Tuesday just gone I finished my work an hour early and having been on the right side of town to my allotment I thought I would pay a visit. 10 minutes after filling up the bird feeders and after just replenishing fresh water in the bird bath, mother nature decided to bless me with a shower of fine rain that can only be described as the type that “soaks you through !” so I decided to take an early tea. Id barely unwrapped my salad before I seen a large well fed black and white cat immediately start to skulk my plot. Not wanting to inter fear in nature my inner Attenborough said to me just observe, and as I poured my coffee I could resist narrating the scene in front of me in the style that only the great man himself could. Here we see… is said in my head filling my shirt with pastry flakes, knowing fine well if that cat had got one of my birds I would have flapped at him like id just sprayed mace in my armpits. Simple answer to this solution if you are a cat owner put a bell on your cat and give the birds a chance. If you do a google search there are thousands of article showing the correlation between the rise of domestic cats and uk bird decline.
After chasing the cat back into the housing estate where I presume “Its Humans” live, I returned to the van to finish the crossword when only a few moments later I spotted an old friend, who we have hilariously nicknamed Sirrel The Squirrel, make a reappearance.
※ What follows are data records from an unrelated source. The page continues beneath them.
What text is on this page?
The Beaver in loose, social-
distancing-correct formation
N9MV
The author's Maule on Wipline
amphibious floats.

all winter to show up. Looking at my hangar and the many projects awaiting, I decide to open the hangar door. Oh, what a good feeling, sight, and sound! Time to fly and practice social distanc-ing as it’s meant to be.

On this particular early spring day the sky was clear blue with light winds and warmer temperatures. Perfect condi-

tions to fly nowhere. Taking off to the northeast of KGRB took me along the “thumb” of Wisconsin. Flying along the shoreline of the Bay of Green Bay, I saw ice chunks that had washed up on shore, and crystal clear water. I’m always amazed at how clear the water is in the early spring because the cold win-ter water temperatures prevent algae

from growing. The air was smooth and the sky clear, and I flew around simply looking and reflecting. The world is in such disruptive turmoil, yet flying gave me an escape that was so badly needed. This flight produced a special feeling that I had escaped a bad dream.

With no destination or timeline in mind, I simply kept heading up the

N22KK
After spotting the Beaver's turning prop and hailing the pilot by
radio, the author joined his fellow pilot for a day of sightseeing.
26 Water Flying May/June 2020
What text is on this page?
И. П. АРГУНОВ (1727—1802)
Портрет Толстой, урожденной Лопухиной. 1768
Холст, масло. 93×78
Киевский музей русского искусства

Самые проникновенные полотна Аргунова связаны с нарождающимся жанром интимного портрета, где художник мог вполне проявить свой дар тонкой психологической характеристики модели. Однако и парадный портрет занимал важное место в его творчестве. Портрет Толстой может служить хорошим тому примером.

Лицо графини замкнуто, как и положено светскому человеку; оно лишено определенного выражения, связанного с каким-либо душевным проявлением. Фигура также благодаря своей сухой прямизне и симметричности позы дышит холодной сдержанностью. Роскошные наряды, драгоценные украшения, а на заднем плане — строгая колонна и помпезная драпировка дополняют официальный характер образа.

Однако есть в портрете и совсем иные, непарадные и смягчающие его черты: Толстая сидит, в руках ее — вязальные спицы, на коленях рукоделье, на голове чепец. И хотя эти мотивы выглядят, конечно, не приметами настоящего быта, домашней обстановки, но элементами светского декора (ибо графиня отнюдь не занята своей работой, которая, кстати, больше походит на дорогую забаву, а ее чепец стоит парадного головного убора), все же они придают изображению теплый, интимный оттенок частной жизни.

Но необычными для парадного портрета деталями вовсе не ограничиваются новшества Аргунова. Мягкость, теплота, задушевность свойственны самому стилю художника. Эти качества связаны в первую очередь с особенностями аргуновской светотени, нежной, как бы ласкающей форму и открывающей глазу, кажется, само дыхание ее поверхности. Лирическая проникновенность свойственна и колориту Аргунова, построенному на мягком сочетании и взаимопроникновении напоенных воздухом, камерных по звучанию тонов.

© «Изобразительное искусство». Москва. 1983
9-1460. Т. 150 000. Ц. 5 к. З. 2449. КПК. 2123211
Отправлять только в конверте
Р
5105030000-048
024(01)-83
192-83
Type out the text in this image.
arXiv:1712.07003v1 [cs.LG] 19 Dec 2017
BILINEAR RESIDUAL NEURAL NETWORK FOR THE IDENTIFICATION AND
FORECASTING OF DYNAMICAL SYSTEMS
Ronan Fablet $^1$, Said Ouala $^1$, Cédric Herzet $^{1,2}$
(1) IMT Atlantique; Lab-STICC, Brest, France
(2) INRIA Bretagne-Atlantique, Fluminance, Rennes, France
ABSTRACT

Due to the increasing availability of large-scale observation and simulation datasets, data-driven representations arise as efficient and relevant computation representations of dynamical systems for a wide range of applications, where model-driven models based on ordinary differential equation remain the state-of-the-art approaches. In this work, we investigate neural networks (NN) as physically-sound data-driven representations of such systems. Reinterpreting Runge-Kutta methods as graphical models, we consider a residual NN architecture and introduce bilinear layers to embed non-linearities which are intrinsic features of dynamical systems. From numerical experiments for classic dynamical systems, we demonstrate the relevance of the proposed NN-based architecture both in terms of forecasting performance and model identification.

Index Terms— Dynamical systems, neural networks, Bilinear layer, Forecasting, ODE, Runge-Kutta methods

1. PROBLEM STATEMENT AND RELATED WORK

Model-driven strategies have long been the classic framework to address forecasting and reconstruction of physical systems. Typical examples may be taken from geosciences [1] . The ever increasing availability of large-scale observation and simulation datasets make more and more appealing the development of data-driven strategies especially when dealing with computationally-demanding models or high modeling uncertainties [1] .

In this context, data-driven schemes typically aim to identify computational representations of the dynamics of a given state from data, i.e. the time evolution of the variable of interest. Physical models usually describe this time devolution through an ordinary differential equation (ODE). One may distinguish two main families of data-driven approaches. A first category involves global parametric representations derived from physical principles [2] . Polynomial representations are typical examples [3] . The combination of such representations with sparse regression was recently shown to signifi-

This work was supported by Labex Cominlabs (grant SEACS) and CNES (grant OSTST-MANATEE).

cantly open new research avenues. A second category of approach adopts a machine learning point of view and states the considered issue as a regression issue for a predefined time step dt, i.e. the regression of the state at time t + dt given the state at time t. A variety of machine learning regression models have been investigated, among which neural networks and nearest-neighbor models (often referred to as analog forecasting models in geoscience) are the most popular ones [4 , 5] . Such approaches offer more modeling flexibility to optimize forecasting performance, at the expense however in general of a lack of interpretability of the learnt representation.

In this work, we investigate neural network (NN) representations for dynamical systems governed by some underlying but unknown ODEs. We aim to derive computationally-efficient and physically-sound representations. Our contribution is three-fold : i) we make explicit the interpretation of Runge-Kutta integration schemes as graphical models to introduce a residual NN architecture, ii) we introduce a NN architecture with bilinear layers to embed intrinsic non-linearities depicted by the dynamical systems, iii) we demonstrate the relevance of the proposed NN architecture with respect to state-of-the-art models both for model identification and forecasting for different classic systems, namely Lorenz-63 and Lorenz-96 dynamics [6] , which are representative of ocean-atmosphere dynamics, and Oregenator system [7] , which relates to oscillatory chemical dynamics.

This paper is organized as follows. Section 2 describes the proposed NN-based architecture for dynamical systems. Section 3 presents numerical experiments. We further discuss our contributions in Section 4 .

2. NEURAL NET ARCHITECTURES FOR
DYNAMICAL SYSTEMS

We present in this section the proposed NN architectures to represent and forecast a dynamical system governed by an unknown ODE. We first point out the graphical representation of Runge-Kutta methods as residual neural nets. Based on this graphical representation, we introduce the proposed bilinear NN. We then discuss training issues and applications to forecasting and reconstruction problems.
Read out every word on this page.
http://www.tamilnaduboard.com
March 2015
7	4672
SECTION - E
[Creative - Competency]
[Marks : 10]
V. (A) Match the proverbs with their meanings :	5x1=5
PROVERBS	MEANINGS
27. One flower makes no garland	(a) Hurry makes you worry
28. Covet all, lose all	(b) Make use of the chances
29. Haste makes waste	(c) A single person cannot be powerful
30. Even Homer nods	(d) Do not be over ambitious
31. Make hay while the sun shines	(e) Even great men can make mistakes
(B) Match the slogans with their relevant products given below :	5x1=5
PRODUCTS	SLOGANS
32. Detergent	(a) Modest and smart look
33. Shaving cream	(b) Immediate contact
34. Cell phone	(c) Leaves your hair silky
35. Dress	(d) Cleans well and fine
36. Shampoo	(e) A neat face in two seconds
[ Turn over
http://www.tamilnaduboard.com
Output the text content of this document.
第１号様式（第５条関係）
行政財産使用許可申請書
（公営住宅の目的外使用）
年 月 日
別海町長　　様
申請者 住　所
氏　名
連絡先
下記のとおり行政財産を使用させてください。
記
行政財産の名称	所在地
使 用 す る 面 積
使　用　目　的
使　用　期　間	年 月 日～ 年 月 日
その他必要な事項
He seemed nervous at once then just went for it. This was the first time I had hung a suet ball feeder at the allotment. It fell to the ground more to the surprise to Sirrel than to me, because I gasped but Sirrel must have jumped his body hight at least 10 times. The problem was I hung the suet ball holder on the end of the branch foe the birds but not expecting the weight of a squirrel the branch snapped.
Another quick tip I learnt this week from the internet when leaving water in a dish or bowl for birds to drink or bathe their feathers in, place a ping pong or tennis ball in the bowl to stop the water freezing. I dont know the exact science myself but I linked it on our twitter feed so it must be from a reliable site.
No doubt I will have more failures and even more successes for my quest to become one with nature this winter.